JACKSONVILLE, Fla. — CSX Corp. announced that its Board of Directors has approved a 3-for-1 stock split, a 38 percent increase in the quarterly dividend on its common stock, and a $2 billion share buyback program.
“These actions reflect the success of CSX and its confidence in the future,” said Michael J. Ward, chairman, president and chief executive officer. “They build upon the $2 billion investment CSX is making this year to meet the nation’s future transportation needs and drive long-term shareholder value.”
From the beginning of 2006 to the end of 2010, CSX invested $8.3 billion in its business, raised its dividend 300 percent, and repurchased$5.6 billion worth of shares.
“The financial strength of CSX has allowed the company to use a balanced approach to deploying cash while also improving its credit profile,” said Oscar Munoz, executive vice president and chief financial officer.

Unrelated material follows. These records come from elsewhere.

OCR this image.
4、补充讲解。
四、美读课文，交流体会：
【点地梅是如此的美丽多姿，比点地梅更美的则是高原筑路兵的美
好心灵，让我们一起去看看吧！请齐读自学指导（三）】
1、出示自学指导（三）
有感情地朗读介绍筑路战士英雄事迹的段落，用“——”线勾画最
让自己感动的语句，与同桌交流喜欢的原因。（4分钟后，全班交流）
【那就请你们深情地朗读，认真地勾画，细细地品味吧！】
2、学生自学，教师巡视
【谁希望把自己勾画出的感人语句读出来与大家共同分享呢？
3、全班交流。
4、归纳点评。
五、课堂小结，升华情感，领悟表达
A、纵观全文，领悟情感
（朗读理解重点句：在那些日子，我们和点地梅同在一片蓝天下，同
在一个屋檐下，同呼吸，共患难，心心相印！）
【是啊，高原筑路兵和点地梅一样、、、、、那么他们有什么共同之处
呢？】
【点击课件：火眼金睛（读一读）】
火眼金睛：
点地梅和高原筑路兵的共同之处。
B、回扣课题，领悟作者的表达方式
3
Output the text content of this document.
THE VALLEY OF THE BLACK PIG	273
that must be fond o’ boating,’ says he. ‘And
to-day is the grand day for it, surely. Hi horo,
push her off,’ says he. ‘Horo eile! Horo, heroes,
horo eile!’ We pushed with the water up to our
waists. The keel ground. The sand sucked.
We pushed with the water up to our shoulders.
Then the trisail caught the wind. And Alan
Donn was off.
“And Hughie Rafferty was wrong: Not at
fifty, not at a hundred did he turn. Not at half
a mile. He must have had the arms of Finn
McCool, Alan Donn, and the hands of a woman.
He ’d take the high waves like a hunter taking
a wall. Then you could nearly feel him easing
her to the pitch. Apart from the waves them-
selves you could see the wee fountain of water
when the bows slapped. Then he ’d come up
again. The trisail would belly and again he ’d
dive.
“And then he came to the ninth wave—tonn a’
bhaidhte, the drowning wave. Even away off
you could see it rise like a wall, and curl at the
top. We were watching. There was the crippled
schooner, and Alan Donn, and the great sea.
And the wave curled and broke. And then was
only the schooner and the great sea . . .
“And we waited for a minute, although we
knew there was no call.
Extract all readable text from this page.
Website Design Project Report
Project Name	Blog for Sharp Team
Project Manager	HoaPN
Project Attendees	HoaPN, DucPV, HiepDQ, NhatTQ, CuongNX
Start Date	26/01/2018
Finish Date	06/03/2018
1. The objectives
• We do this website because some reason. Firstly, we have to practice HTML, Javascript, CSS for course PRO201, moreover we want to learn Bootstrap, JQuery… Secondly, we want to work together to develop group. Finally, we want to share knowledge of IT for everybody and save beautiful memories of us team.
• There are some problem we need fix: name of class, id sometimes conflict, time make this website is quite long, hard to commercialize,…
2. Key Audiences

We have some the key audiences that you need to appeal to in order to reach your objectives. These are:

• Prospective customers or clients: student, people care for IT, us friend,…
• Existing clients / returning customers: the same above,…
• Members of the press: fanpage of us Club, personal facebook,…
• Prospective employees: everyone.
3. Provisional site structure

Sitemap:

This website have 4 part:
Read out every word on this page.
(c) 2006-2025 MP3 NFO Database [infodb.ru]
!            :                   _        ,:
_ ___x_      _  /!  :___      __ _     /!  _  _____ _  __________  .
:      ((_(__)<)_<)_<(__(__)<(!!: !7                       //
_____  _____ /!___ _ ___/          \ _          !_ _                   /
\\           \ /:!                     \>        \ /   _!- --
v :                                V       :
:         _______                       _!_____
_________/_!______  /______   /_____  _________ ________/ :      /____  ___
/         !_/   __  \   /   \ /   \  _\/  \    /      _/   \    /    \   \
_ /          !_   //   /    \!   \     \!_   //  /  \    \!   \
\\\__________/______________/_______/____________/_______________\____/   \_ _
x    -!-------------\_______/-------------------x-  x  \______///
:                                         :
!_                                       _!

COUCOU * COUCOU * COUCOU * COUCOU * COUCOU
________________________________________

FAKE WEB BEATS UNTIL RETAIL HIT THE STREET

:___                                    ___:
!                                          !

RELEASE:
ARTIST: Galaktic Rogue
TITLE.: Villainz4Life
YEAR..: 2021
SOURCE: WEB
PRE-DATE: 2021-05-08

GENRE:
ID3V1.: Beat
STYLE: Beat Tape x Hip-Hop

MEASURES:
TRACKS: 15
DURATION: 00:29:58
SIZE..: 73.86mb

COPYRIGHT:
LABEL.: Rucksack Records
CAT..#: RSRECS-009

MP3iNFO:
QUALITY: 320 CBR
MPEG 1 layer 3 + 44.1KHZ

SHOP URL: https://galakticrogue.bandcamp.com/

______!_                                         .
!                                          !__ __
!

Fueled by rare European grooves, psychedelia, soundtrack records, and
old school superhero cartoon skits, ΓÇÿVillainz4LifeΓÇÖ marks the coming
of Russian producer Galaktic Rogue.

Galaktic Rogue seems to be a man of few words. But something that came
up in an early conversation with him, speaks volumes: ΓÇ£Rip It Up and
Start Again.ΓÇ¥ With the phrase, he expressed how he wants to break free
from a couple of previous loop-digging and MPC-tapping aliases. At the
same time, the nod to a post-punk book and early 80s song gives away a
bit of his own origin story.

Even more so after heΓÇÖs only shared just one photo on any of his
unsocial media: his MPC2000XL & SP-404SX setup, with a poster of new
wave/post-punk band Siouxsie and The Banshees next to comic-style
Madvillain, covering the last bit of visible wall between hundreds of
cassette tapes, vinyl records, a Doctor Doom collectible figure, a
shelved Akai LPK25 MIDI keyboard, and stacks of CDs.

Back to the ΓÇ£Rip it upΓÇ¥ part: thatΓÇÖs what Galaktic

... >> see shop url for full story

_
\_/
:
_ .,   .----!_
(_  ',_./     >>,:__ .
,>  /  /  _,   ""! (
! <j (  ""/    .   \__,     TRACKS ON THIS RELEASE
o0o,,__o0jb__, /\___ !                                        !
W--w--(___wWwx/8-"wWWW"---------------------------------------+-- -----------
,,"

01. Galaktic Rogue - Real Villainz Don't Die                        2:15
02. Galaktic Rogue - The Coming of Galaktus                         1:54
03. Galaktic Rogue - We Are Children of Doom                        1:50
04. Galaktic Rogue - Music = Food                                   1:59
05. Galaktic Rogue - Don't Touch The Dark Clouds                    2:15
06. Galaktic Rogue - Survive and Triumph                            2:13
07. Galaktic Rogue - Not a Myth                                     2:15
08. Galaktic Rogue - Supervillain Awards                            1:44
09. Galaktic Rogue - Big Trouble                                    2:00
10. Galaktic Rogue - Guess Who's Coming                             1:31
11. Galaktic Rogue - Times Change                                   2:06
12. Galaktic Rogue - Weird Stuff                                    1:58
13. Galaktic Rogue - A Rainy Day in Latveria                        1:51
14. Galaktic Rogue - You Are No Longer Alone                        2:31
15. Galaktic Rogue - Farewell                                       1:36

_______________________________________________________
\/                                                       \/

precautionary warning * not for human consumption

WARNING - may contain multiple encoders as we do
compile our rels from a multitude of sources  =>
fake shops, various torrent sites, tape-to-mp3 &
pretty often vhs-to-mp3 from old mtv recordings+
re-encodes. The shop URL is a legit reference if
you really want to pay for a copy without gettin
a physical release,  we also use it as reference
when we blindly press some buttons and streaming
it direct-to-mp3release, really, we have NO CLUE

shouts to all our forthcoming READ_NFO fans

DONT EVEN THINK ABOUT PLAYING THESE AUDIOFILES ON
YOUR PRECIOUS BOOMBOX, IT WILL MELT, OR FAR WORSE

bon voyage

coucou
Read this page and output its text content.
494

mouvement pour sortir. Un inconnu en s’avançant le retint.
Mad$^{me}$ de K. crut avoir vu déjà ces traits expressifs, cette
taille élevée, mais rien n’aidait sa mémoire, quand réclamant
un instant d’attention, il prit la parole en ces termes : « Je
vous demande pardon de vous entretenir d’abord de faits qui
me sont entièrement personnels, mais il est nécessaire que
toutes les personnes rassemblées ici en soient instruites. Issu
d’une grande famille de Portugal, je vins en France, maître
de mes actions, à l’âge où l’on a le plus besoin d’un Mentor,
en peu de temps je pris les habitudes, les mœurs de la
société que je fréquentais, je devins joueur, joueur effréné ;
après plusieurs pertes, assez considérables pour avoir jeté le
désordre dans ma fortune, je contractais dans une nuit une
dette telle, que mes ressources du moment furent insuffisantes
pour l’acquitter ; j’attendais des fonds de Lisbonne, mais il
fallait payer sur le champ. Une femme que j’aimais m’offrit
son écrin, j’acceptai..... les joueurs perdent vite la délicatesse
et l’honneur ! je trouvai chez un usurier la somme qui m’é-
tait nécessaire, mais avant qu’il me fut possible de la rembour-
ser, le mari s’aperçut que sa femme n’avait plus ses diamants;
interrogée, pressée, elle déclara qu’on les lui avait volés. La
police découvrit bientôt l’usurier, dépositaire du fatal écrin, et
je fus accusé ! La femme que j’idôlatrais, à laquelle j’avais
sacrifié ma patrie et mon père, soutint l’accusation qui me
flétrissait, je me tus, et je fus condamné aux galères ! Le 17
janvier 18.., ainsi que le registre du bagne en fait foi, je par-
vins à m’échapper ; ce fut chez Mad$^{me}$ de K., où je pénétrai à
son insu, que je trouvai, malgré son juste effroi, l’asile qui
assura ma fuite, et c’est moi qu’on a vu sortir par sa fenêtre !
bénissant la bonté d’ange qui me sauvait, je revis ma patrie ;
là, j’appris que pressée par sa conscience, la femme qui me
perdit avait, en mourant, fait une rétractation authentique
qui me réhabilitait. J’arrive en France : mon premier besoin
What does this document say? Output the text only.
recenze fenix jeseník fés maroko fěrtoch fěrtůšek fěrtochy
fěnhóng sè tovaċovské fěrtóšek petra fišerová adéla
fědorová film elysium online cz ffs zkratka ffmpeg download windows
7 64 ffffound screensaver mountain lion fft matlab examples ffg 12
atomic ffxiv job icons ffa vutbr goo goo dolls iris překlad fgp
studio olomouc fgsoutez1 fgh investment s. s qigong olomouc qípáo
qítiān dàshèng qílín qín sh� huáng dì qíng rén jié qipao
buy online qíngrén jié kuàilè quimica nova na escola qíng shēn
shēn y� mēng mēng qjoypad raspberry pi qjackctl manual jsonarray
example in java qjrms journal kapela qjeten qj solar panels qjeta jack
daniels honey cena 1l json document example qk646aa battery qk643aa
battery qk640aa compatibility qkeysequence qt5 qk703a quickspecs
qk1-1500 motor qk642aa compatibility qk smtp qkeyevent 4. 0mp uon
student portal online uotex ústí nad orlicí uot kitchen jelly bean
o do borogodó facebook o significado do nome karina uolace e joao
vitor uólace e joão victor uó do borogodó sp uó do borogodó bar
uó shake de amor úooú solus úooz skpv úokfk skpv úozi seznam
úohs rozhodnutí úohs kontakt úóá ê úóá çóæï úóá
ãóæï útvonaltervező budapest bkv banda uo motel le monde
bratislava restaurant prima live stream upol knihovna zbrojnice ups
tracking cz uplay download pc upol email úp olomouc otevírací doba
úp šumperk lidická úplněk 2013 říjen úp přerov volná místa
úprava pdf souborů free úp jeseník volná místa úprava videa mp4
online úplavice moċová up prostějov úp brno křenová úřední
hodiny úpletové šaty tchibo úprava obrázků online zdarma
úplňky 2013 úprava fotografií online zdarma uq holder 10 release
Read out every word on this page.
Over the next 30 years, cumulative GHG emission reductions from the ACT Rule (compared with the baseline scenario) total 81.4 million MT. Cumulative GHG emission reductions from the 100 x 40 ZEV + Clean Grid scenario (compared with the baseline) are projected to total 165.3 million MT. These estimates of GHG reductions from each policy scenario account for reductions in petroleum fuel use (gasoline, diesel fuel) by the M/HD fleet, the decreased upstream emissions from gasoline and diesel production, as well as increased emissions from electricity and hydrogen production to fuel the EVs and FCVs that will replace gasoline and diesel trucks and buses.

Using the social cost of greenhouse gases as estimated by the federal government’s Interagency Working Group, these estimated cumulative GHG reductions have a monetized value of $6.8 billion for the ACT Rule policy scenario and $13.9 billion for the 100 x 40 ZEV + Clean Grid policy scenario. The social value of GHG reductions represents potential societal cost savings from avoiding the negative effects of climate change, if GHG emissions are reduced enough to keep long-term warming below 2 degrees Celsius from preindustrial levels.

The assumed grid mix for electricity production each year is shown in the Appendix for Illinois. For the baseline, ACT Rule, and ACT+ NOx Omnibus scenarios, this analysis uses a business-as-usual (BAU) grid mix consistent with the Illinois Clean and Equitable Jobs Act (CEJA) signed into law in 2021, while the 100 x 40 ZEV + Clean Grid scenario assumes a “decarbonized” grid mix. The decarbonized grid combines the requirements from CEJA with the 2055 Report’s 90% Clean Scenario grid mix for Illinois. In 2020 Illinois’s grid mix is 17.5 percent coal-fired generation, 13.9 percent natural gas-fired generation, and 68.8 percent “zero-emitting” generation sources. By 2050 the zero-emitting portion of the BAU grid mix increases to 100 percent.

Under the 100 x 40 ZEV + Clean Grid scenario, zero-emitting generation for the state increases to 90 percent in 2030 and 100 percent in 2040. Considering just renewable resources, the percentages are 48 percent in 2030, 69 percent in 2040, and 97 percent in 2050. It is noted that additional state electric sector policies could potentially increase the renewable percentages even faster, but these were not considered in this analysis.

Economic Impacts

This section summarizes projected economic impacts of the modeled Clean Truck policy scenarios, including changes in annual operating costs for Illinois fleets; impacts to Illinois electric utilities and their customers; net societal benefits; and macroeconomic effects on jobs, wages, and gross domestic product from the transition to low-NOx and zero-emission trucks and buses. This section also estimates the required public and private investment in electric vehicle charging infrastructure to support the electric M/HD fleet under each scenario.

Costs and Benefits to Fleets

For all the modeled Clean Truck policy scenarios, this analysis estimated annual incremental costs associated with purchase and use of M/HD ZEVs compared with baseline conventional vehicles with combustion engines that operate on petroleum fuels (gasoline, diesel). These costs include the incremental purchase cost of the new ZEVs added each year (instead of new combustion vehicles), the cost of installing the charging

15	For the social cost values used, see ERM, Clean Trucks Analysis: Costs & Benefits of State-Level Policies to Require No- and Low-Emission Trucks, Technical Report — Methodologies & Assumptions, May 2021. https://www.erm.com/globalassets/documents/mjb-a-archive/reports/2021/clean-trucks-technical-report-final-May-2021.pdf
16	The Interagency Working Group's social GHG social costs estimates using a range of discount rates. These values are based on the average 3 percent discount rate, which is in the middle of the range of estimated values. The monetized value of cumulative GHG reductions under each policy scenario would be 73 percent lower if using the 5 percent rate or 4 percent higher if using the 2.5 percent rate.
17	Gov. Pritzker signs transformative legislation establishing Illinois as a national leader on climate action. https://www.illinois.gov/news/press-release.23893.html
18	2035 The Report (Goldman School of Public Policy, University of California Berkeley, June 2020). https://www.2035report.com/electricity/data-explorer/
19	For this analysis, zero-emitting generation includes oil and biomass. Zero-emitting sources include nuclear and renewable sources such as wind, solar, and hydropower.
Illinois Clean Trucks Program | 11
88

The new quarterly dividend of $0.36, or $0.12 on a post-split basis, is payable on June 15, 2011 to shareholders of record at the close of business on May 31, 2011. The stock split will be for all shareholders of record at the close of business on May 31, 2011 with a distribution date of June 15, 2011. The new share buyback program is authorized to begin immediately and is expected to be completed by year-end 2012. Under the program, the company may purchase shares from time to time on the open market, through block trades or otherwise.